Don’t believe me? See for yourself. Short sellers sitting on rooftops with binoculars, risking their lives to tell you what a stock is worth.
Index investors aren’t risking anything. They can’t even be bothered to know what they own.
Without short sellers the market has become riskier. Lawless.
The market is now driven by flows and vibes. Nvidia has hilariously DOUBLED since I wrote about it being over-valued.
Nvidia's market cap is higher than the entire US energy sector - with another $200 billion left over - despite Nvidia generating only 13% of the energy sector’s net income. Nvidia is worth more than the Canadian GDP. Nvidia is worth more than the entire Chinese stock market. Like I said, value’s got nothing to do with it. -Me, just before things got worse.

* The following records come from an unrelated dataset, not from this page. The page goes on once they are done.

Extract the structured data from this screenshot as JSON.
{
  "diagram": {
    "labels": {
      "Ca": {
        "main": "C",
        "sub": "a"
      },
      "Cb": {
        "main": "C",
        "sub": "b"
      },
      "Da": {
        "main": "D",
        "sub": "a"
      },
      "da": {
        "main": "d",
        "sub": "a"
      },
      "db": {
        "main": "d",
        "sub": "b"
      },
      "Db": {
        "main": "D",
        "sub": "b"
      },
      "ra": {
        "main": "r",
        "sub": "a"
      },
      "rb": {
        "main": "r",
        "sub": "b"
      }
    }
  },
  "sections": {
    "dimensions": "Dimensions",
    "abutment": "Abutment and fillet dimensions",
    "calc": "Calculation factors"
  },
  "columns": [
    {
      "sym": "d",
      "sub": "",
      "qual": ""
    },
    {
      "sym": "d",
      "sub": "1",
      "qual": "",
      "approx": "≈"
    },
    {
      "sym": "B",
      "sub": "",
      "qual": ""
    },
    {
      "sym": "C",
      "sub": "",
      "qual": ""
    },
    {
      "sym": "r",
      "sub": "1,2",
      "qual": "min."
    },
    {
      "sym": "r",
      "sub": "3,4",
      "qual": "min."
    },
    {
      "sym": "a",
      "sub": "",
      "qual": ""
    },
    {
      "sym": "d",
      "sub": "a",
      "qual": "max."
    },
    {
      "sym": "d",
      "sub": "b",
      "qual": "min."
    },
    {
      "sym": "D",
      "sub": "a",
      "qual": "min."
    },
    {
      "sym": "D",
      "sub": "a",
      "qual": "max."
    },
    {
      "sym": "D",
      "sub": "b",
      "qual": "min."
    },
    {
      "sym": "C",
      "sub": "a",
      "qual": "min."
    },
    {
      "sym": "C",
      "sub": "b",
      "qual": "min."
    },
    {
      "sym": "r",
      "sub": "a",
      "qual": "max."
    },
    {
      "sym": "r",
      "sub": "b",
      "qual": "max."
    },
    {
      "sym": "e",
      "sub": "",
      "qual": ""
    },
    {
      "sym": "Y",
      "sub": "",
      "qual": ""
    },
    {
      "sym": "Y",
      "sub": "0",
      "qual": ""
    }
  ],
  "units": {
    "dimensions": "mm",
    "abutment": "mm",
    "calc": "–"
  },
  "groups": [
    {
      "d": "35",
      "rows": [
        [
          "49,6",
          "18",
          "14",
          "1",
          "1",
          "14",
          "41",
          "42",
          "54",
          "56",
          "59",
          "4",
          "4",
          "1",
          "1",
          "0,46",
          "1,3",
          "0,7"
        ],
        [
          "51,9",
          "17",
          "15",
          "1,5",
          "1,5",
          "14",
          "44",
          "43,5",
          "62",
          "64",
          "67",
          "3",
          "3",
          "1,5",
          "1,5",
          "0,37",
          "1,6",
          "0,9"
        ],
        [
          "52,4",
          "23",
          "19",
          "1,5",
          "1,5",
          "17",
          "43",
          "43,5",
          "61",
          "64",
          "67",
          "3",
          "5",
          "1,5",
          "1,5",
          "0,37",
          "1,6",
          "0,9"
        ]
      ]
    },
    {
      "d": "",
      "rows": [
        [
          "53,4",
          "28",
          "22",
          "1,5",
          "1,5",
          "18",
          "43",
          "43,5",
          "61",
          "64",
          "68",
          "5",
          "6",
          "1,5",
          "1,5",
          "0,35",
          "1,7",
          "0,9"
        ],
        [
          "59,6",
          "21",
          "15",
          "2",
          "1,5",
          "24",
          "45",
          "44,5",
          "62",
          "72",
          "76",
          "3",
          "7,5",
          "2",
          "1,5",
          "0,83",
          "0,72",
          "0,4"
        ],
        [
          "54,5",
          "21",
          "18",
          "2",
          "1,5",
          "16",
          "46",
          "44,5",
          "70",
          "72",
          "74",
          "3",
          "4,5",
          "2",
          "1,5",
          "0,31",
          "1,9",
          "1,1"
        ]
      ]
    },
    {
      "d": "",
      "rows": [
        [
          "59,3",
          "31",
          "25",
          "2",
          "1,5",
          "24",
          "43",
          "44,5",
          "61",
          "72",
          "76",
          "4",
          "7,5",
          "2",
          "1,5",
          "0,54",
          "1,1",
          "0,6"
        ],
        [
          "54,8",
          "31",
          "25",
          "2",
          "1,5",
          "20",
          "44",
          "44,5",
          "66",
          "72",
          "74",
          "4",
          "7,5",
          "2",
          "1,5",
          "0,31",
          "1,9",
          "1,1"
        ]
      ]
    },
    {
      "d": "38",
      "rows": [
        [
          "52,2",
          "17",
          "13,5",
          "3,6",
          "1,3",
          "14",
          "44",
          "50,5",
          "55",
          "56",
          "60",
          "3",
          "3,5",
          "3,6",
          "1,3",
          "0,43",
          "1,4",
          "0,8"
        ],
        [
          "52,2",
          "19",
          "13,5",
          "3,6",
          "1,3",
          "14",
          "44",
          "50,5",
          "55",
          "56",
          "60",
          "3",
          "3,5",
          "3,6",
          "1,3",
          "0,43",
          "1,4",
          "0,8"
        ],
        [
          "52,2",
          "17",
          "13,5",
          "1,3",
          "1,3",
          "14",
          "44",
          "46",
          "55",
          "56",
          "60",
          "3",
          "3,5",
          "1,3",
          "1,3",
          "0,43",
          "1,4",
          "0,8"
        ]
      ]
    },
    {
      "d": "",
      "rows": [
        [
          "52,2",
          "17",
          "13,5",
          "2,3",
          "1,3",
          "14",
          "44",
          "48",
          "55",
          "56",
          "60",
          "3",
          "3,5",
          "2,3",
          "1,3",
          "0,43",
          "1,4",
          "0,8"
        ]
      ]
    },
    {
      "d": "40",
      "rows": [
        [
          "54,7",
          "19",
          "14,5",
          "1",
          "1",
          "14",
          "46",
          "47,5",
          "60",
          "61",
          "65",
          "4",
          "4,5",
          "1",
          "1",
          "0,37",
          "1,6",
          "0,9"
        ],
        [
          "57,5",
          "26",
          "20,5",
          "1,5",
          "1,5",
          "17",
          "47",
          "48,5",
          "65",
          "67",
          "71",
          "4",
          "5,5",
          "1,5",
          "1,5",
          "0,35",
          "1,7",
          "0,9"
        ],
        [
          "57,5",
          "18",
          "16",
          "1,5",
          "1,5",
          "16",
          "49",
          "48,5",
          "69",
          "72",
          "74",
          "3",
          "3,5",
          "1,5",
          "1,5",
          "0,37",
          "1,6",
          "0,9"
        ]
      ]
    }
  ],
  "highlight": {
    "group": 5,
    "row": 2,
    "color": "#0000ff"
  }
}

We used to debate the efficient market hypothesis. Now we debate whether to take out a home equity loan to YOLO into Tesla. And people are serious. There are actual posts—real ones—from investors lamenting that owning a home kept them from going all-in on Elon.
The average investor now spends six minutes researching a stock. The market is a dopamine delivery systems of a society that stopped asking “what’s it worth?” and started screaming “NUMBER GO UP!”
And why not? In the riskless world of post-GFC investing, speculation works. Prudence is synonymous with under-performance.
So now there are no skeptics left. No crusty old voices shouting that this doesn’t make sense. No short sellers. They have capitulated.
We broke the last functioning circuit in the feedback loop.
What is left of this market and price discovery isn’t determined by portfolio managers but by momentum, gamma and flows.
And like Sheriff Ed Tom Bell in No Country for Old Men, old short sellers are watching the madness around them, lost in a daze, unable to reconcile the world they knew with the world they now find themselves living in.
What good were the valuation models if the valuation models brought you here?
There is no market left for short sellers. No market left for value investors. No market for the cautious or the skeptical or the diligent or the prudent. And no country for old men.